Sow the wind, reap the whirlwind, one could say, because Ms Radičová had herself been drumming up anti-European sentiment for over a year, excelling in chastising Brussels over its allegedly excessive generosity towards Greece. She would explain in Brussels that the Greeks had only themselves to blame and should tighten their belts further instead of reaching out for money from the community.

Barroso losing stature

Although Slovakia will receive over 8 billion euros from the EU budget in 2007-2013 (that’s more than Bratislava’s loan guarantee for the EFSF), Ms Radičová liked the myth about the ant-like laboriousness of the Slovaks, who own nothing that they haven’t earned for themselves.

Bratislava’s example has fuelled debate in Brussels over whether to abandon the unanimity principle in EFSF votes and whether to tie member states’ voting power (on economic issues) to their financial contribution to the euro rescue effort.

Until now this has been done informally – the Sarkozy/Merkel summits outline the key economic reform proposals, which are then endorsed by the rest of the eurozone. When the Germans and the French are unable to reach consensus, lamentations can be heard about the lack of real leadership in Europe; when they near agreement, protests against dictat mount.

Even the Italian foreign minister, Franco Frattini, joined the critics when he complained following the recent Merkel-Sarkozy meeting that the “rest of Europe doesn’t know what they talked about and has no idea what it’s all about.”

Mitigating differences in member states’ weight on the EU forum should be the Commission’s job, but José Manuel Barroso has been rapidly losing stature to European Council president, Herman Van Rompuy. The latter is an undisputed master of behind-the-scenes diplomacy, cruising between the key European capitals and helping to hammer out deals without the involvement of EU procedures or the Commission.

Galloping crisis

Van Rompuy will soon become the president of regular eurozone summits (having been anointed by Berlin and Paris back in August) and hierarchical superior to Jean-Claude Juncker, head of the Eurogroup (the eurozone finance ministers). Paris and Berlin want the Eurogroup to have its own group of permanent advisers and a secretariat.

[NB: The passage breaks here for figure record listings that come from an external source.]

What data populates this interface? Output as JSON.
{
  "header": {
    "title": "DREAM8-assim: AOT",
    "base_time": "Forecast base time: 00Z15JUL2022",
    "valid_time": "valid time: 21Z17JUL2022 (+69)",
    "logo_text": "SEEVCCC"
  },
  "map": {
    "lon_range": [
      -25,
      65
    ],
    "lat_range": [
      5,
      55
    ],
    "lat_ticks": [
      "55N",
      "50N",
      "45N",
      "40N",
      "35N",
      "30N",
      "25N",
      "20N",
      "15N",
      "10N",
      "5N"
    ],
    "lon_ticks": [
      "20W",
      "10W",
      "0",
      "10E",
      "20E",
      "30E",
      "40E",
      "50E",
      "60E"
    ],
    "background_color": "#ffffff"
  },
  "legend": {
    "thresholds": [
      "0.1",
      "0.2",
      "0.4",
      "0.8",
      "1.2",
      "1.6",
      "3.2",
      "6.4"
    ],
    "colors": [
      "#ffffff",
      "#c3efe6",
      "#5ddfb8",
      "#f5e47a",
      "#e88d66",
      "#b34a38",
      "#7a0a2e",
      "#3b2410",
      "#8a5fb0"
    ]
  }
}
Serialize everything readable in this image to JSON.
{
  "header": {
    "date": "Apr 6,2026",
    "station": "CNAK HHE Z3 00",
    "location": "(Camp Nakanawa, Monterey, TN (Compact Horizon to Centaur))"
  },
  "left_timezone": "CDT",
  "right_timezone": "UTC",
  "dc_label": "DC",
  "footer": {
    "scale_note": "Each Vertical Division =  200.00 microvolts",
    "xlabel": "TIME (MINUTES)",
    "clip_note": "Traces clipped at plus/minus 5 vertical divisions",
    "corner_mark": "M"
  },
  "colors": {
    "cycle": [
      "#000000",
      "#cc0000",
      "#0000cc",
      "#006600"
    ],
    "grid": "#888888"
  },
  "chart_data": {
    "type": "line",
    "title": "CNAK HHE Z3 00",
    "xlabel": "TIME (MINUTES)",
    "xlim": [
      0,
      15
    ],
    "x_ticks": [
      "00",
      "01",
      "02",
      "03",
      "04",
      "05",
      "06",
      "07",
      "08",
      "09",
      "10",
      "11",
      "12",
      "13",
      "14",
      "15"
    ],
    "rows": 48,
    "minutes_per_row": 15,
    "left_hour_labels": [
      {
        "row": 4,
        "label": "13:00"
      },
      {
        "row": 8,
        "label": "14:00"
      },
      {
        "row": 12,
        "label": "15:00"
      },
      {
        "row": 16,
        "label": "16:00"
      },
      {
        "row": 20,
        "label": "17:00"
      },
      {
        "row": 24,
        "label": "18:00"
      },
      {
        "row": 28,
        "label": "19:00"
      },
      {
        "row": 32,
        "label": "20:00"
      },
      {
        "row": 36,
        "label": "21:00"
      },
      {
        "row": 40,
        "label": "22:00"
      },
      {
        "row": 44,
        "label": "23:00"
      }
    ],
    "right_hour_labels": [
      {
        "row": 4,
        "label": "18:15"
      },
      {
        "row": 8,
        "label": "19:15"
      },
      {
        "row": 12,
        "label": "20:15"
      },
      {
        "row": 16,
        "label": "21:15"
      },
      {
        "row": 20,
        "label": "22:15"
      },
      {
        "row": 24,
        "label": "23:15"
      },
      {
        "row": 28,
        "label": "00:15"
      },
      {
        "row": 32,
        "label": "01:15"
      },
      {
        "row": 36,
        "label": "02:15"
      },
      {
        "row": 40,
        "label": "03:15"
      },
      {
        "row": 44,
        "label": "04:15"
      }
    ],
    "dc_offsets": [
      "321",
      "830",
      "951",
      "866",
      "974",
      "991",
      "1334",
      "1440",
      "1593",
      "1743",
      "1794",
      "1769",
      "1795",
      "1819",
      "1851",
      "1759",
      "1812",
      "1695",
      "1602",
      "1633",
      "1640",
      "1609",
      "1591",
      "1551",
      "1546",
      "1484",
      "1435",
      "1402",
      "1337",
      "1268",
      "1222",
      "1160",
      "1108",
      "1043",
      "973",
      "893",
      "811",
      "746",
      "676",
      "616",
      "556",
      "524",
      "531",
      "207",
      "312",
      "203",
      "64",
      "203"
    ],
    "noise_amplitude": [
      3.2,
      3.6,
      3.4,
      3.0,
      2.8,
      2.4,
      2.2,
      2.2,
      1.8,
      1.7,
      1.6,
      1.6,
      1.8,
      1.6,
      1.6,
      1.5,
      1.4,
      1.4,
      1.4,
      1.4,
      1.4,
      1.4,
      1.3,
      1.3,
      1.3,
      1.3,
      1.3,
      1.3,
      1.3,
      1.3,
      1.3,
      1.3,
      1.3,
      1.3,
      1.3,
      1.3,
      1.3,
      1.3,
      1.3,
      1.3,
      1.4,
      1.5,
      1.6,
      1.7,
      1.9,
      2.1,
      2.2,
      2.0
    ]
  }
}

“The Commission is and should remain the EU’s economic government,” Mr Barroso stressed recently. He is afraid that the new institutions affiliated with the Eurogroup will start stealing the Commission’s prerogatives and shift key decision-making processes beyond institutions provided for by EU treaties.

Paris is happy, however, because it will have more say within a smaller group of eurozone countries – without Britain and many of the Central European countries, which are closer to Berlin on economic matters today.

The eurozone reform to be officially outlined in the days to come will surely enhance the single currency’s ability to weather financial crises, but will deepen the European Union’s division into an inner core (the eurozone) and the rest, including Poland. But the galloping crisis means that one can hardly even protest against this.


Some Europeans are more equal than others

“Sovereignty is a cool thing, but the smallest shareholder of the entire community cannot block the EU’s actions. Unless it’s a big shareholder: Britain, France or Germany. Then the veto is OK." So opens an ironic commentary from aDziennik Gazeta Prawna columnist after European Commission president José Manuel Barroso denounced as “unacceptable” the Slovak Parliament's initial rejection of the bailout plan for heavily indebted eurozone countries.

The Polish columnist deplores the fact that while Slovakia has been pilloried, no famous European politician has said anything about the "irresponsibility of the UK when it blocked taxes on financial transactions." Nor did anyone scold the French and Dutch for rejecting the EU constitution in referendums. "The Slovaks have the right to also doubt whether the debt crisis should be resolved by incurring further debt. This is not a question of a madman or a populist [...] Jose Barroso and his ilk should accept that regardless of the circumstances, Slovakia has sovereignty and a vote."